Hahaha, when marketing becomes policy 
My defitition is the definition that CPU designers use ....
You are right that "marketing" was often misusing the RISC/CISC definitions.
And companies like IBM came up with those definition for marketing reasons.
Today CPUs are classified as either
1)
LOAD-STORE / or REGISTER-REGISTER / or RISC =
these CPU's can only operate on Register and NOT on memory.
the opposite are
2) CISC Architecture which can operate on memory.
the x86 is actually a RISC machine! Since it's non orthogonal ISA often requires one to load data into Registers for processing and then written back to the main memory.
The x86 can generally use 1 operant from memory.
The 68k can for some operations have 2 operants in memory.
A VAX can even have 3 operants in memory.
But a RISC machine NEVER can use an operant in memory.
PPC an ARM are examples of RISC chips that have woefully complex instruction sets,
Complex?
No, not really...
They have many instructions and some instruction also take more than 1 cycle.
But their instructions are all regular and not complex neither in execution nor in decoding.
The main complixity that RISC took away from CISC was the decoding complexity.
The 68k did support instruction up to 10 byte length. - This was difficult enough to decode.
Since the 68020 Motorola broke did record and supported even over 20 bytes - This complixity was a problem which made making 68k fast really difficult.
The common dominiator of CISC chips are the complex address modes.
And that instruction can operate on memory and sometimes even can have more than one operant in memory made the instruction very complex to decode.
So complex that it became very challanging for CPU developers
to invent decoders which are able to decoder more than 1 instruction per cycle.
Not all CISC chips are equally complex to decode.
68000 was complex but instruction size could be determined with decoding of 16bits. This is OK.
The Z chip. IBMs CISC mainframe design - its instruction size can be decoder by evaluating only 2 bits. This is nice.
While the added address modes of the 68020+ make it neccessary to look at 10 bytes = 80bit to be able to decode it length. This change was a real big mistake by Motorola.
If you want to understand wheter a chip is CISC or RISC then simply check a few points:
Can the chip support 3, 2 or even 1 operants in memory?
RISC can't.
Does the chip allow updating only parts of their registers in a BYTE/WORD/LONGWORD fashion?
RISC don't.
Does it allow full size immediates encoded in their instructions?

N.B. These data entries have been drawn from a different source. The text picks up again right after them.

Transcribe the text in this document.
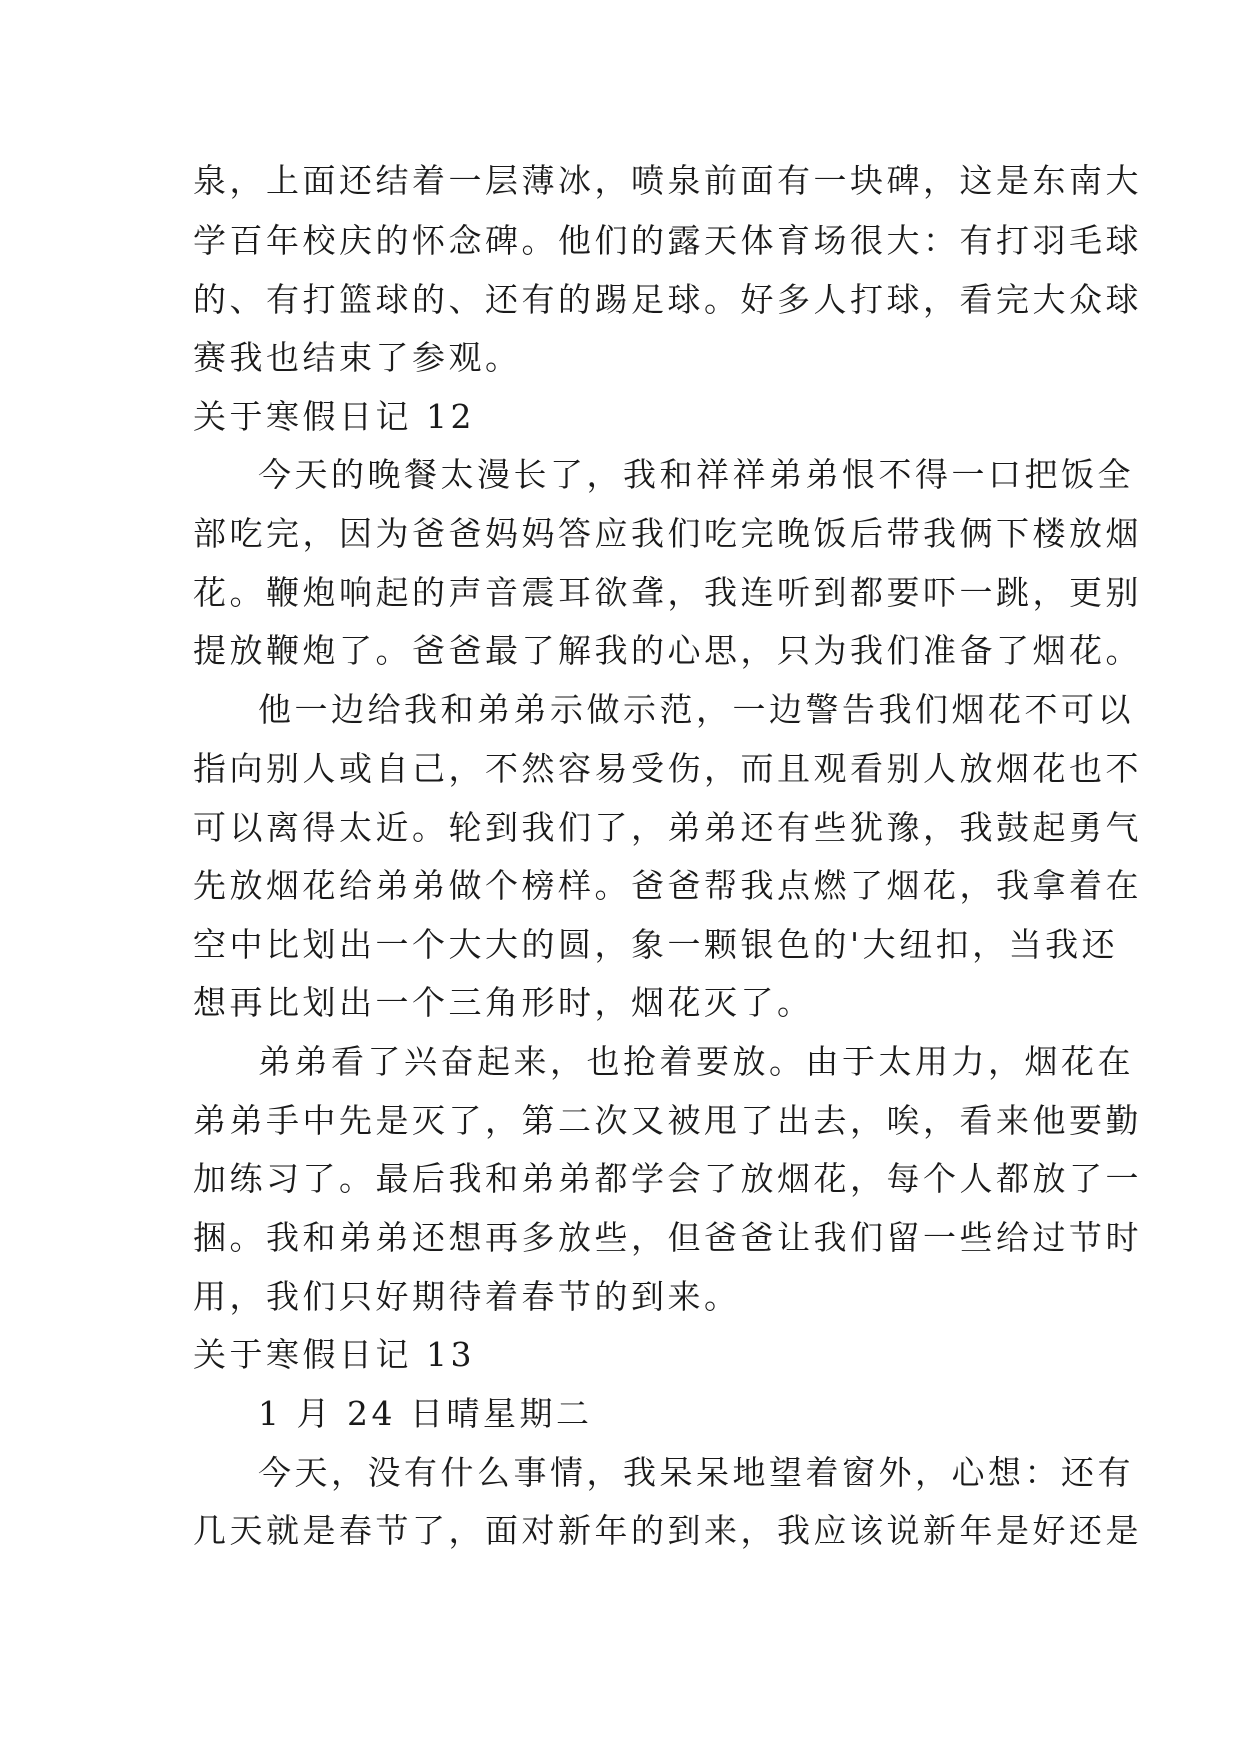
泉，上面还结着一层薄冰，喷泉前面有一块碑，这是东南大
学百年校庆的怀念碑。他们的露天体育场很大：有打羽毛球
的、有打篮球的、还有的踢足球。好多人打球，看完大众球
赛我也结束了参观。
关于寒假日记 12
今天的晚餐太漫长了，我和祥祥弟弟恨不得一口把饭全
部吃完，因为爸爸妈妈答应我们吃完晚饭后带我俩下楼放烟
花。鞭炮响起的声音震耳欲聋，我连听到都要吓一跳，更别
提放鞭炮了。爸爸最了解我的心思，只为我们准备了烟花。
他一边给我和弟弟示做示范，一边警告我们烟花不可以
指向别人或自己，不然容易受伤，而且观看别人放烟花也不
可以离得太近。轮到我们了，弟弟还有些犹豫，我鼓起勇气
先放烟花给弟弟做个榜样。爸爸帮我点燃了烟花，我拿着在
空中比划出一个大大的圆，象一颗银色的'大纽扣，当我还
想再比划出一个三角形时，烟花灭了。
弟弟看了兴奋起来，也抢着要放。由于太用力，烟花在
弟弟手中先是灭了，第二次又被甩了出去，唉，看来他要勤
加练习了。最后我和弟弟都学会了放烟花，每个人都放了一
捆。我和弟弟还想再多放些，但爸爸让我们留一些给过节时
用，我们只好期待着春节的到来。
关于寒假日记 13
1 月 24 日晴星期二
今天，没有什么事情，我呆呆地望着窗外，心想：还有
几天就是春节了，面对新年的到来，我应该说新年是好还是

Like 32bit or 64bit immedates?
RISC don't.
Of course not all chips in one category are the same,
VAX was more CISCy then all other CISC chips.
The VAX could read two operants from memory, do an operation with them and store the result as third operant again to memory. And this all in a single instruction.
The 68k can use 2 memory operants only a few instructions.
Them being ADDX,SUBX,CMPM, MOVE, ABCD, SBCD
The x86 generally only allows 1 memory operant.
RISC chips do not allow even 1 memory operant.
Coding RISC chips is different han coding CISC chips.
With CISC chips you can use immediates easily.
With RISC chips you to can only use small immediates embedded in your instructions stream.
All bigger constanst you have to reference over a pointer from memory.
All bigger offsets from a pointer you can not include in your instruction but you have to create with extra instructions. The default GCC compiler setting is big data model nowadays.
This means that pointers to immediates are per default generated with 2 extras instructions.
This means for something which looks "simple" to a CISC developer as
ADD #64bitimmediate,Register
On POWER the per default generated code is
2 instruction to generate a 32bit offset
1 instruction to load data from offset plus base pointer into a tempregister
1 instruction to add the tempregister to the register.
If you look at generated code you see much more examples for this.
You see such code very often when you compare SSE instructions with POWER instructions.
x86 needing 1 instruction and directly referencing 1 operant from memory.
POWER needing 4 instruction to do exactly the same work.
You also see this with typical integer code.
Good CISC chips like 68060 or modern x86 are clock by clock very efficient in integer operations.
Its very difficult to keep their pace with RISC chips as RISC chips need to execute much more instructions to do the same amount of work.